Designed particularly with shooting portraits in mind, Olympus also says that the lens is ideal for shooting high-speed indoor sports.
Like the 45mm f/1.8 lens, which was announced last year, it features an all-metal construction and a manual focusing ring around the centre of the lens barrel. Other than that, the design is very minimalistic, there are no switches for manual focus, that must be controlled from within the camera body.
A reasonably expensive proposition for the time being, Olympus claims that the lens is capable of producing quick and silent autofocusing with beautiful out of focus areas.
During our time with the lens hitched to an Olympus OM-D, we found these claims to be pretty accurate, but it's something we'd like to further investigate when a sample is made available for extensive testing.

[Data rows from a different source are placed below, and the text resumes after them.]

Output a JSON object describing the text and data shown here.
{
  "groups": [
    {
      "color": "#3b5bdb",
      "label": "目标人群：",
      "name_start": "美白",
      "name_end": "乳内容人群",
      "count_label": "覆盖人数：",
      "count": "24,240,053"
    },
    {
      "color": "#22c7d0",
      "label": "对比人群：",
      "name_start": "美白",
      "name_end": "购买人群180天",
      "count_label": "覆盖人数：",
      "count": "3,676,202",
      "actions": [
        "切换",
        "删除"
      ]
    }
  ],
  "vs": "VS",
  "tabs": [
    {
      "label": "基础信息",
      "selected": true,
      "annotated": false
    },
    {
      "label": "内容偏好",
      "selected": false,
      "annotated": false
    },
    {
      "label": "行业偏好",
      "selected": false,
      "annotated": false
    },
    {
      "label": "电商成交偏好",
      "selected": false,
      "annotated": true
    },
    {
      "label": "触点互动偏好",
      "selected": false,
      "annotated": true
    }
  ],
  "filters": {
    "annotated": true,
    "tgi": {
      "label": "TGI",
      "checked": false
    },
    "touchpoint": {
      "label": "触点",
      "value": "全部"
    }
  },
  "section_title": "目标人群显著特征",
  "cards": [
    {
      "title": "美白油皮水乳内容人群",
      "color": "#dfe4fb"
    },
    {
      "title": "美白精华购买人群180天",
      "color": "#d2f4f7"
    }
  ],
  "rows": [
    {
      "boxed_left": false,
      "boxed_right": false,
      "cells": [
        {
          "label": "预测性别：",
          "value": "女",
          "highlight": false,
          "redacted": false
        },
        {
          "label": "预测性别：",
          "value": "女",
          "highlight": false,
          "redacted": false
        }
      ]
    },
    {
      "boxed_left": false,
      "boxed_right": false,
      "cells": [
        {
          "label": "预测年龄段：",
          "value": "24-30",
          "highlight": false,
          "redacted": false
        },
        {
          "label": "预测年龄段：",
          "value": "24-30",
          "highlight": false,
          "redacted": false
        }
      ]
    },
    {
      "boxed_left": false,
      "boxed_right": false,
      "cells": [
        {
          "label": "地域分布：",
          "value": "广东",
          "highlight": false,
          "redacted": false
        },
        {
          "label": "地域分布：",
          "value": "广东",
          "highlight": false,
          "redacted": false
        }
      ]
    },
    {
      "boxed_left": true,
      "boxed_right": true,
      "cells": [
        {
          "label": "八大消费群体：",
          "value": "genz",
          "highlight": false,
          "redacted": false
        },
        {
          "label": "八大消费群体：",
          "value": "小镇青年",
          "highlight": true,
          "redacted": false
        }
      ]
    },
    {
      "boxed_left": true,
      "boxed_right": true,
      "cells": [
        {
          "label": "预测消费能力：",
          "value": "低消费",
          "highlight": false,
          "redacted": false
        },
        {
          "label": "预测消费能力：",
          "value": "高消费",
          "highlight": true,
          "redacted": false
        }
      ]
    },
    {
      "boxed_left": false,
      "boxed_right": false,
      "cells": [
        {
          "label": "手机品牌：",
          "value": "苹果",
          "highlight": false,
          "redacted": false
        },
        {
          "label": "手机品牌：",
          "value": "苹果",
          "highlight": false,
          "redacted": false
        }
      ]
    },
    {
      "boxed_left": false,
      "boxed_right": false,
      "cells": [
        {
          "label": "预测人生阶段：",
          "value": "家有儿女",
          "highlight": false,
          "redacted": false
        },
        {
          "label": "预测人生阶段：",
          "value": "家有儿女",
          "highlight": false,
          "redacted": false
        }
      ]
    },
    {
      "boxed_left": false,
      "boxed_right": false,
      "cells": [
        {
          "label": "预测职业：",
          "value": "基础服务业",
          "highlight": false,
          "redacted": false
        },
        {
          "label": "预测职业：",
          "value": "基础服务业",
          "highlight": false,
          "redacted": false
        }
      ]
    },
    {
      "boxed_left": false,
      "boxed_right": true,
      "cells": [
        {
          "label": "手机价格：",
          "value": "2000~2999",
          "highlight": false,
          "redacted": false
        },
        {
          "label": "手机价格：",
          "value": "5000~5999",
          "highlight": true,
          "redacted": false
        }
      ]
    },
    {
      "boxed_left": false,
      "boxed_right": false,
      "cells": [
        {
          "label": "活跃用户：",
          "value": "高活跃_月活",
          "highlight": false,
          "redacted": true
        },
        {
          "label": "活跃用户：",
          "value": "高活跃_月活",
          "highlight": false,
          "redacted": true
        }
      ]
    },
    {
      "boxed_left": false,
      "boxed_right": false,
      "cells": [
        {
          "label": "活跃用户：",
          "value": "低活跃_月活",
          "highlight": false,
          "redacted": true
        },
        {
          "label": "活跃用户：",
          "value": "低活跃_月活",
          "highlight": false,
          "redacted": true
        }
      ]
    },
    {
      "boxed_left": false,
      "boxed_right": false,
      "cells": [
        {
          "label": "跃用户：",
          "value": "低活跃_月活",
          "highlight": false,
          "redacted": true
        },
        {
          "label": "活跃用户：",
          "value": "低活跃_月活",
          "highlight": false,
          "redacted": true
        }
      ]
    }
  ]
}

Both Olympus and Panasonic seem to quibble over which exactly has the fastest autofocus in the world, but with mere microseconds in it, needless to say that focusing is very quick. During our test, it locked onto the subject quickly and easily almost every time, only beginning to struggle slightly in low light.
Olympus OM-D Review
As the optic has a maximum aperture of f/1.8, the lens is very good for dark conditions, allowing for fast shutter speeds without having to increase sensitivity settings too high.
That wide aperture also means that creative effects can be achieved when shooting wide open. Very shallow depth of field can be achieved, with out of focus areas being rendered smoothly. The drop off in focus is also pleasing and we can see this lens being very popular with those wanting to shoot portraits professionally.
For ordinary users, it's likely that the focal length is a touch too long, as you need to be standing some distance away from the subject and close focusing isn't possible. It will be interesting to see how sales of the lens compare with the 45mm f/1.8 lens, which is perhaps more ideally suited to family and occasional portrait photographers.